The benefits of legal office sharing arrangements or subleasing are highly valuable: Money savings, camaraderie, and availability of professional consultation. The legal ethics are highly important, yet simple. Here are four simple tips for keeping your legal office sharing arrangement or subleasing in line with your state's ethics rules.

1. Maintain Appearance of Professional Independence. Make it crystal clear to the public that you are independent lawyers, not a firm. Never imply otherwise on your letterhead, business cards, office signage, and directory listings; when answering the phone; or in fee agreement. (ABA Model Rule 7.5) For example, the receptionist should answer the telephone, "Law Offices," not "Smith and Jones Law Offices." And, your letterhead should read, "Smith Law Office" while your office mate's letterhead should read, "Jones Law Office," not "Smith and Jones Law Offices." (Example of state ethics rule: Georgia Rule 7.5)

2. Maintain Absolute Confidentiality. Keep your client files absolutely confidential. This means separate staff, files, computers, telephones, and fax. Confidences must not be shared. For example, you can share a receptionist if she does not have access to your client information. (Example of state ethics rule: Georgia Rule 1.6)

3. Avoid Even the Appearance of Conflict. Do not contemporaneously represent clients with adverse interests to those of your office mates. (ABA Model Rule 1.10) For example, if your office mate is representing adoptive parents in an adoption, don't represent the birth mother. Just keep it clean. (Example of state ethics rule: Georgia Rule 1.7)

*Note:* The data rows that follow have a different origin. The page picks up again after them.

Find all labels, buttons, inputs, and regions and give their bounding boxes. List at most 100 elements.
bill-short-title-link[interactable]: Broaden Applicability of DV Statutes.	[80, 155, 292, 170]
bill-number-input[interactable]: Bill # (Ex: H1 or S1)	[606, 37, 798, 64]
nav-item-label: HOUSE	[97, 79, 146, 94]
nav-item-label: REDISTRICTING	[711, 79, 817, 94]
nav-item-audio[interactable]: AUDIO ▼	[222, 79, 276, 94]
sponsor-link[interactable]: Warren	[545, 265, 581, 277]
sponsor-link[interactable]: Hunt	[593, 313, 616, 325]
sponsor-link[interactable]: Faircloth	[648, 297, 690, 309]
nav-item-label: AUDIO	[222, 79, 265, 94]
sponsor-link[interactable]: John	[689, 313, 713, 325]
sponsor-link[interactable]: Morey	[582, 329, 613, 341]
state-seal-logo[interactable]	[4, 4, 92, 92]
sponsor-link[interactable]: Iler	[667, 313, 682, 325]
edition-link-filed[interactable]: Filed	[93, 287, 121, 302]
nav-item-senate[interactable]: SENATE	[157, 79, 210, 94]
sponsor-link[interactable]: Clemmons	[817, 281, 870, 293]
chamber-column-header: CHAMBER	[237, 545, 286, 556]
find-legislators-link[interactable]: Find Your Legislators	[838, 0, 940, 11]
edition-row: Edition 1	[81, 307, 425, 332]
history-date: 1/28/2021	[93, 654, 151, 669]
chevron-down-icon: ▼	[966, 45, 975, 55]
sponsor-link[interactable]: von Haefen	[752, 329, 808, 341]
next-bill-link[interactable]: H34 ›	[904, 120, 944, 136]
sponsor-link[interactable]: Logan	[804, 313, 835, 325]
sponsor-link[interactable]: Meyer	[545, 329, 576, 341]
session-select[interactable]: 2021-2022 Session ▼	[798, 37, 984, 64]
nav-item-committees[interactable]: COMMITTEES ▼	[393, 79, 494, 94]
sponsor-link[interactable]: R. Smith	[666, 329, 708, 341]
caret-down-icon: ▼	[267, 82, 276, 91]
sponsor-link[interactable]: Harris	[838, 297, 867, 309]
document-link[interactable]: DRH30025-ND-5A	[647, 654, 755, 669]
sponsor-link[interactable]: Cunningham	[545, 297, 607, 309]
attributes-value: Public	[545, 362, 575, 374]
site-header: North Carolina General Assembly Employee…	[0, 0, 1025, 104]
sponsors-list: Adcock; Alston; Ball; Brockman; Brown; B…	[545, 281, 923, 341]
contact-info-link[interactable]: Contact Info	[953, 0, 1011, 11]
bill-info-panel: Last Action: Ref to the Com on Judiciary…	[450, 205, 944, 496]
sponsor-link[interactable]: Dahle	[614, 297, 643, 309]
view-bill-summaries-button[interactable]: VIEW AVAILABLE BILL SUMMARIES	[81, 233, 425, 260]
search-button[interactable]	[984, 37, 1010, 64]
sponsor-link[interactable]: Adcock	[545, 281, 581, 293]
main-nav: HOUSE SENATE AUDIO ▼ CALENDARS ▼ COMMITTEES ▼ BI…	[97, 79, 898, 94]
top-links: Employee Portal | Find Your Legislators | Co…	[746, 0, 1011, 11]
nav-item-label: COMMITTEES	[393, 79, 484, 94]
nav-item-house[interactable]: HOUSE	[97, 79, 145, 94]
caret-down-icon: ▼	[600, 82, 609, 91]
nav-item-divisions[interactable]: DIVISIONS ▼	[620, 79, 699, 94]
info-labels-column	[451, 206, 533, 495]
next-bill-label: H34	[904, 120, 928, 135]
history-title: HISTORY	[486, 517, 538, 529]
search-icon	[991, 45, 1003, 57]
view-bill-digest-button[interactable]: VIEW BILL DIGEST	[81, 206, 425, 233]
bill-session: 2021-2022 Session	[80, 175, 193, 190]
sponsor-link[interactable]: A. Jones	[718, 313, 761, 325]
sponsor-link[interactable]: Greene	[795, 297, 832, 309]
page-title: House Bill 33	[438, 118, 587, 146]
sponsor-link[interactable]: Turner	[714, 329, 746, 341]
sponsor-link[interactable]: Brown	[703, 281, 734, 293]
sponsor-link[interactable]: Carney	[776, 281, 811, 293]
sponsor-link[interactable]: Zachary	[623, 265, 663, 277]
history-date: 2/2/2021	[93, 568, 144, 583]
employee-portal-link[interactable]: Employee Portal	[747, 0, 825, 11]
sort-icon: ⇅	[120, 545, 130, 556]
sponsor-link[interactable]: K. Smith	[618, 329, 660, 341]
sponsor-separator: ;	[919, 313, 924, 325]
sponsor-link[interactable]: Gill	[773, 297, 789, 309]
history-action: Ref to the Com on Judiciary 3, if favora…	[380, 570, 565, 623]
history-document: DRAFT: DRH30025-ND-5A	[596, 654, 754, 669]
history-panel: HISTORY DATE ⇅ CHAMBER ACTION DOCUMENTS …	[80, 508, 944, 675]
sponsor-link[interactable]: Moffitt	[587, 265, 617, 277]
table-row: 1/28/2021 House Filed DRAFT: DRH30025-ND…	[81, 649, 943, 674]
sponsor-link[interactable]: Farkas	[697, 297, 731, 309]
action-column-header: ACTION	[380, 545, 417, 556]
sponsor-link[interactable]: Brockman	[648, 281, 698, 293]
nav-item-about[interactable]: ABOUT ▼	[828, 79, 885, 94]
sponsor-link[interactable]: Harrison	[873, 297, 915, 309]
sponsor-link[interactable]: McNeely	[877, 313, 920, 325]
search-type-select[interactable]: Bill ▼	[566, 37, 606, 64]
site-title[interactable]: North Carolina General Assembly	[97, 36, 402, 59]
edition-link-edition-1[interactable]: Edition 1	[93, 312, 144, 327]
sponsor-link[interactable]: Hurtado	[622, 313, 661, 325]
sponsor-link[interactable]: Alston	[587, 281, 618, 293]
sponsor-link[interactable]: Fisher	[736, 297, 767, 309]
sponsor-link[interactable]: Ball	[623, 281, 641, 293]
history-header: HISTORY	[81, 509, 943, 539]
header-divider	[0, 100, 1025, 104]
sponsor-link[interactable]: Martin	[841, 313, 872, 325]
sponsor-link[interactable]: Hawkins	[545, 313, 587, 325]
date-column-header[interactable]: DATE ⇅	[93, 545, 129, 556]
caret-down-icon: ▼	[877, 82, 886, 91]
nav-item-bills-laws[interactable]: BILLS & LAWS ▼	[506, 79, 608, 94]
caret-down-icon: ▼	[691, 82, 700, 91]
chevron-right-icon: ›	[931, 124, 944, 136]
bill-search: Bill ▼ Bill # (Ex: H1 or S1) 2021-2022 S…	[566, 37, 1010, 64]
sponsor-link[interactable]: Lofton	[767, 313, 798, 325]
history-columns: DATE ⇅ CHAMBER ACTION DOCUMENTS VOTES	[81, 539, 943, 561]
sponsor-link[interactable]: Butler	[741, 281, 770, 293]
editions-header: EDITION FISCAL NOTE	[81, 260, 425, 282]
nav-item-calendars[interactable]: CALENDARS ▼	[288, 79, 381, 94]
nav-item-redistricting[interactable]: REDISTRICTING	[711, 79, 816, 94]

4. You Can Share Fees. Follow normal co-counsel and fee sharing ethics rules (ABA Model Rule 1.5). Either allocate fees based on services provided or one lawyer assumes responsibility for the case and the client consents to fee sharing in writing. For example, Lawyer Smith does 40% of the legal work and receives 40% of the legal fees and Lawyer Jones does 60% of the legal work and receives 60% of the legal fees. (For example of states ethics rule: Georgia Rule 1.5) These 4 tips for keeping it clean in legal office sharing arrangements or subleasing are meant to raise the red flag of awareness. Be sure to consult your state's ethics rules for specific guidance and examples specific to your state for your legal office sharing arrangement or subleasing.